I wish there existed a popular config format that was somewhere between YAML and JSON. In my current nodejs project I sometimes use js files for config because js supports comments and is more lenient on syntax then JSON. I prefer using { } to group objects, rather then YAML indenting, but otherwise am okay with YAML and only don't use it because the parser is not part of Javascript or nodejs.
Which is why not intermingling comments with data makes sense.
>If you have to explain something you've probably written the JSON wrong.
You could say the same about code: "if you need to comment then your code isn't clear enough". In reality sometimes commenting code or data is helpful.
JSON not having comments is a deliberate design decision (a feature if you want). The reason is if it supported comments, they would have ended up being used to for meta languages and parse directives that would have created JSON documents that could not be parsed or processed by all JSON parsers -- it would have fragmented the JSON ecosystem quite a bit. So it might seem like an accidental bug or omission but it is not it is on purpose and I agree with it.

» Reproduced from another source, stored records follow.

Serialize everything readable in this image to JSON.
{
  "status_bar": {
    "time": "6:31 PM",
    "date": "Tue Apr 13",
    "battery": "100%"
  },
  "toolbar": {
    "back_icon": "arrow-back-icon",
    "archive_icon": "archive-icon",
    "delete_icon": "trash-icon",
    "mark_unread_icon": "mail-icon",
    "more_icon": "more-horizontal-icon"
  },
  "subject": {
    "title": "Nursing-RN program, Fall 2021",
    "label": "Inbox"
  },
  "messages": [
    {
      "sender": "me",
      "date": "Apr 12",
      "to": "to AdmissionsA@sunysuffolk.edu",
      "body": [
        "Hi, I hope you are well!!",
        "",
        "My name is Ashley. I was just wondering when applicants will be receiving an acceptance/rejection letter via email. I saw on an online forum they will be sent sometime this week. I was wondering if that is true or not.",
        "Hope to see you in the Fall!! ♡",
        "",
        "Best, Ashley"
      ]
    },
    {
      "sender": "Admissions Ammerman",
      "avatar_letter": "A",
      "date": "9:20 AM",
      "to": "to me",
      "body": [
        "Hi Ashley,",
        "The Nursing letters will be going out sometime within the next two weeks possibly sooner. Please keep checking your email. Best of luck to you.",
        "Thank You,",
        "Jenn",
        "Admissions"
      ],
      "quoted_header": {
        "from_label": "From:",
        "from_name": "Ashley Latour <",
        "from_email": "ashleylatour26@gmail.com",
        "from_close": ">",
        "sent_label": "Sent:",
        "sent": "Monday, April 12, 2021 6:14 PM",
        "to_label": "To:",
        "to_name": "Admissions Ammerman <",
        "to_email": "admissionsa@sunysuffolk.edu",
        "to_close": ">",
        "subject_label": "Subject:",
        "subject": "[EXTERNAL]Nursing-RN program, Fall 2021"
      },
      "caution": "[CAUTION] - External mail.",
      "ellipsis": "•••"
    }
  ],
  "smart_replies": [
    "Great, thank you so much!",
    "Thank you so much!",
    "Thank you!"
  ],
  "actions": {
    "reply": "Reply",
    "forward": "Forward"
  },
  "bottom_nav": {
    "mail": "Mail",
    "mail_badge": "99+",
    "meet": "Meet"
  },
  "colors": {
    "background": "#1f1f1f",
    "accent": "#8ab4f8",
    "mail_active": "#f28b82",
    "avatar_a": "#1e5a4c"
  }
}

I don't hate XML, I just think it tends to be misused.
I (still) think XML is fine for configuration files and things like markup of UI/UX components (See: Flex, WPF, Android layouts, etc). In this context, where you may be modelling the relationship between many parents with many children nested fairly deeply, I find XML much more readable and easy to edit and reason about than JSON.
Where XML makes little sense is as an over-the-wire network protocol format or in any context where its "human readable"/"human editable" properties aren't as important. In those contexts, I think JSON is far better suited though neither is completely ideal.
I don't think XML is good at all for config files or UI/UX component markup, but for me that's mostly because of the end tags. Other formats, such as YAML, are able to describe hierarchical data without the verbosity of end tags, and I think that makes the files much more readable.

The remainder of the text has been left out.